In [1]:
import re
import os
import numpy as np
from random import randint

from gensim.models import Word2Vec

# Summary
### Create word embedding using gensim
* The embedding is trained using the subset of first 500k records (regarded as train-data throughout).
* The weights are saved to a file as a raw matrix
* The whole of data (including the part unseen by embedding) is processed and split into X, Y files
    * X contains what was originally texts (lists of words) now zero-padded sequences of integers that correspond to row indeces of the embedding.
    * Y contains a sequence of integer-encoded labels (0:6).
* The zeroth row of the embedding is filled with zeros, and unknown words are encoded with 0.
* The length of the zero-padded sequences is set, based on the longest text seen in train data.

In [2]:
# global settings

n_train = 500_000
DATA_FILE = os.path.join("data", "notex_all.csv")
WORD_PATTERN = re.compile('\w[\w\'`]+')
EMBEDD_FILE = os.path.join("gensim", "embedd_weights.npy")
EMBEDD_DIM = 300
X_FILE = os.path.join("gensim", "embedded_X.txt")
X_FILE_BIN =  os.path.join("gensim", "embedded_X.npy")
Y_FILE = os.path.join("gensim", "encoded_Y.txt")
Y_FILE_BIN =  os.path.join("gensim", "encoded_Y.npy")

In [3]:
# A python iterator for gensim's Word2Vec class
# It spits out elements that are lists of words
# Each list corresponds to one arXiv article
# e.g. next(texts_iter) = ['hello', 'world']

class texts_iter():
    
    def __init__(self, filename, nrows=float('inf'), skiprows=1,\
                 prepend_label=True):
        
        self.idx = 0
        self.nrows = nrows
        self.records = open(filename, "r")
        self.maxlen = 0
        self.prepend_label = prepend_label
        
        #skip rows, default = 1-line header
        for _ in range(skiprows):
            next(self.records)
    
    def finish(self):
        self.records.close()


    # the defining method, returns a list
    def __next__(self):
        
        # don't read beyond 'nrows'
        if self.idx < self.nrows:  
            self.idx += 1
            
            try:
                record, label = next(self.records).split('\t')
            except:
                self.finish()
                raise StopIteration()
            
                
            text = record.lower()
            words = WORD_PATTERN.findall(text)
            self.maxlen = max(len(words), self.maxlen)
            
            if self.prepend_label:
                return [label.strip()] + words
            else:
                return words
        
        else:
            self.finish()
            raise StopIteration()
    
    def __iter__(self):
        return self

In [4]:
# The main step: apply Word2Vec

texts_train = texts_iter(DATA_FILE, nrows=n_train, prepend_label=False)
word2vec = Word2Vec(texts_train,\
                    size=EMBEDD_DIM,\
                    min_count=1, sorted_vocab=1).wv

print(f"Highest wordcount in the train data-set: {texts_train.maxlen}.")
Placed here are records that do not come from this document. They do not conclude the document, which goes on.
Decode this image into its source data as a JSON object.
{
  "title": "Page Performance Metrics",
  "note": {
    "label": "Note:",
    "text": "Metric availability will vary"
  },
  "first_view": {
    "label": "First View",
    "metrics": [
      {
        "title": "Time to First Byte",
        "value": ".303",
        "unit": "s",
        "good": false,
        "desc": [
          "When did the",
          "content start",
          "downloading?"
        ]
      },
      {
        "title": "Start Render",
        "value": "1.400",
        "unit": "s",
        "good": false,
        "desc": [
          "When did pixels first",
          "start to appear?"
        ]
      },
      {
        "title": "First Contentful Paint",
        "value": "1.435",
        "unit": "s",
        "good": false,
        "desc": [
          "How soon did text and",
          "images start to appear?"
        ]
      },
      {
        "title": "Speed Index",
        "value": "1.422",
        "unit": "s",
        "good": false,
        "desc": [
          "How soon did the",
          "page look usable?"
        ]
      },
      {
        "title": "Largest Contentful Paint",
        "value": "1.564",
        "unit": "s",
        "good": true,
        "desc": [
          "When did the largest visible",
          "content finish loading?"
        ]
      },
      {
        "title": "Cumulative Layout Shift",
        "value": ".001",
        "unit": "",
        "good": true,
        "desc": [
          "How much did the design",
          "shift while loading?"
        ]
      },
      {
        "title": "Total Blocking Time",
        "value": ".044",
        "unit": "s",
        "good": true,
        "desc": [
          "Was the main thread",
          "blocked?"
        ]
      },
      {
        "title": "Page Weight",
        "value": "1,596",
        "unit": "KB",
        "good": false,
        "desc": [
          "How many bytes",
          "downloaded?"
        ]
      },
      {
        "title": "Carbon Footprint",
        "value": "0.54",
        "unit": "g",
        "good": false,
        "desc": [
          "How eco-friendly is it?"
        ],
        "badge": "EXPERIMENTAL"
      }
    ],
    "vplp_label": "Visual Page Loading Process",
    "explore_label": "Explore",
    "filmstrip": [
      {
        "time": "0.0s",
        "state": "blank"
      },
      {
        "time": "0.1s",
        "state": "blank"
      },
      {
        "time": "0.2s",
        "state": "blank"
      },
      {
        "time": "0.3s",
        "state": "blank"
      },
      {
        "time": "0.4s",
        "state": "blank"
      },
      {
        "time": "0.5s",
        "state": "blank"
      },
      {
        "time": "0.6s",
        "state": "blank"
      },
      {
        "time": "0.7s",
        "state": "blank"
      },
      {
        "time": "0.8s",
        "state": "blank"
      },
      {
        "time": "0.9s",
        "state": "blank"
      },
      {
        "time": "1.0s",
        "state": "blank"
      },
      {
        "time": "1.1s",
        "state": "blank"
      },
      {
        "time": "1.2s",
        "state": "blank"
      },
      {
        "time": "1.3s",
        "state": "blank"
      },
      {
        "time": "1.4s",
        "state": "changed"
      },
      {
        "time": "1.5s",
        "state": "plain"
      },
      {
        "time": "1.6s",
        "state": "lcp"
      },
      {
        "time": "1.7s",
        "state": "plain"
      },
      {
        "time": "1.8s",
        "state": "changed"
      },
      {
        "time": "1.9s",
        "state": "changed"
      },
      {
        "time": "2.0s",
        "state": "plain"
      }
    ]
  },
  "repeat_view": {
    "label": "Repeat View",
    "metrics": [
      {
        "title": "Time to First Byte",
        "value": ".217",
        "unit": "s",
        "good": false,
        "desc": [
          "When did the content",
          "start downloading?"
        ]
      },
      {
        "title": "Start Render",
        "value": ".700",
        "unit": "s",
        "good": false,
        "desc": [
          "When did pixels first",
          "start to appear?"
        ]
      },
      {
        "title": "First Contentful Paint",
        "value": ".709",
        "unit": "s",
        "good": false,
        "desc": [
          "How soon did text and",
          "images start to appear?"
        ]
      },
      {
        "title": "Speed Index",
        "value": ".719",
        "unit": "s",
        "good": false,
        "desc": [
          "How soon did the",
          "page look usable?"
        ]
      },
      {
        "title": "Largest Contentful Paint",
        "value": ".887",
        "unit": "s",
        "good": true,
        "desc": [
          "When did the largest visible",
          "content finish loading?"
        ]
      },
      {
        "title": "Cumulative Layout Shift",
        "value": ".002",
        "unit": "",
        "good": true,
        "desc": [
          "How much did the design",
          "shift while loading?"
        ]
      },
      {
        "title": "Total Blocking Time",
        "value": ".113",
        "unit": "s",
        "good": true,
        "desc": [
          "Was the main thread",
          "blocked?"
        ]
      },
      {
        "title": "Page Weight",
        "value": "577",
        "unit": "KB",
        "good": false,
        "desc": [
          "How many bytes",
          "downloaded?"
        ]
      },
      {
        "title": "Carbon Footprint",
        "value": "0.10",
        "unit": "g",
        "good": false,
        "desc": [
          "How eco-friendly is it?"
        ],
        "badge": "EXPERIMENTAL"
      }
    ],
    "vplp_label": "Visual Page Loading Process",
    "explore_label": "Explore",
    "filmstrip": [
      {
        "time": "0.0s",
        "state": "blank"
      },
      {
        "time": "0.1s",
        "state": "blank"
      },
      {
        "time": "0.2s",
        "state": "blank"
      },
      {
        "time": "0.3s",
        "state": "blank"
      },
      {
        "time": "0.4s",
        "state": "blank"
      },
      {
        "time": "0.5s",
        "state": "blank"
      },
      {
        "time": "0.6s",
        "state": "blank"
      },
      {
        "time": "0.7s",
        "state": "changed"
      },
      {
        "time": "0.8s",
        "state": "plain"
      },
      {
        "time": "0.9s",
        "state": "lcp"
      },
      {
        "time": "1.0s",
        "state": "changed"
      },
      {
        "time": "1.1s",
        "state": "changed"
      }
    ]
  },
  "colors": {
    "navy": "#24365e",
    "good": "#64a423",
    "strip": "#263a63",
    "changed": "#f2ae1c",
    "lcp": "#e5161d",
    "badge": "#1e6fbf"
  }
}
Highest wordcount in the train data-set: 647.


In [5]:
# choose the dimension of texts

PADDED_LEN = int(1.05 * 647)
PADDED_LEN

679

In [15]:
# # The gensim's object may be saved to file
#
# word2vec.save(GENSIM_WORD_VEC_FILE)
# word2vec = KeyedVectors.load(WORD_VEC_TRAIN_FILE, mmap='r')

In [33]:
# The resulting embedding and the mapping from words to indeces
# are contained in this word2vec object
# Note that one needs the map along with the embedding to properly
# tokenize the texts

n, m = word2vec.vectors.shape
embedding = np.zeros((n+1, m))
embedding[1:] = np.asarray(word2vec.vectors)
print(embedding.shape)

def word_to_idx(word):
    try:
        return word2vec.vocab[word].index + 1
    except:
        return 0

(299305, 300)


In [7]:
word_to_idx('the'), word_to_idx('świerszcz')

(1, 0)

In [34]:
# save the embedding weights to file
np.save(EMBEDD_FILE, embedding)

In [9]:
# create new files:
# one with the texts converted to sequences of integer tokens (0-padded)
# and the second with integer-encoded labels,
# both using the texts_iter class
# Note that the tokenization is applied to the whole of data
# including test-data (so don't look inside)

label_encoding = {}

with open(X_FILE, 'w') as x_file:
    with open(Y_FILE, 'w') as y_file:

        # generate word-lists using the same iterator as for
        # creating the embedding
        records = texts_iter(DATA_FILE, prepend_label=True)

        for list_ in records:
            
            label, *text = list_
            
            if label in label_encoding:
                y = label_encoding[label.strip()]
            else:
                y = len(label_encoding)
                label_encoding[label] = y
                
            y_file.write(str(y) + '\n')
            
            sequence = [str(word_to_idx(word)) for word in text]
            
            # add post-padding
            sequence += [str(0)] * (PADDED_LEN - len(sequence))
            sequence = sequence[:PADDED_LEN]
            
            x_file.write(" ".join(sequence) + '\n')
            
label_encoding

{'phys': 0, 'math': 1, 'q-bio': 2, 'stat': 3, 'q-fin': 4, 'cs': 5}

In [10]:
X = np.loadtxt(X_FILE)
y = np.loadtxt(Y_FILE)

In [11]:
np.save(X_FILE_BIN, X)
np.save(Y_FILE_BIN, y)

In [None]:
# one day it may be fun to randomly sprinkle zeros
# (as if missing words) to our train data

# # suboptimal function to randomly insert zeros into a list
# # the number of zeros is proportional to the length of the list

# def sprinkle_zeros(list_, frac):
#     k = int(frac * len(list_))
#     for _ in range(k):
#         list_.insert(randint(0,len(list_)), 0)

# li = list(range(1,20))
# sprinkle_zeros(li, 0.1)
# li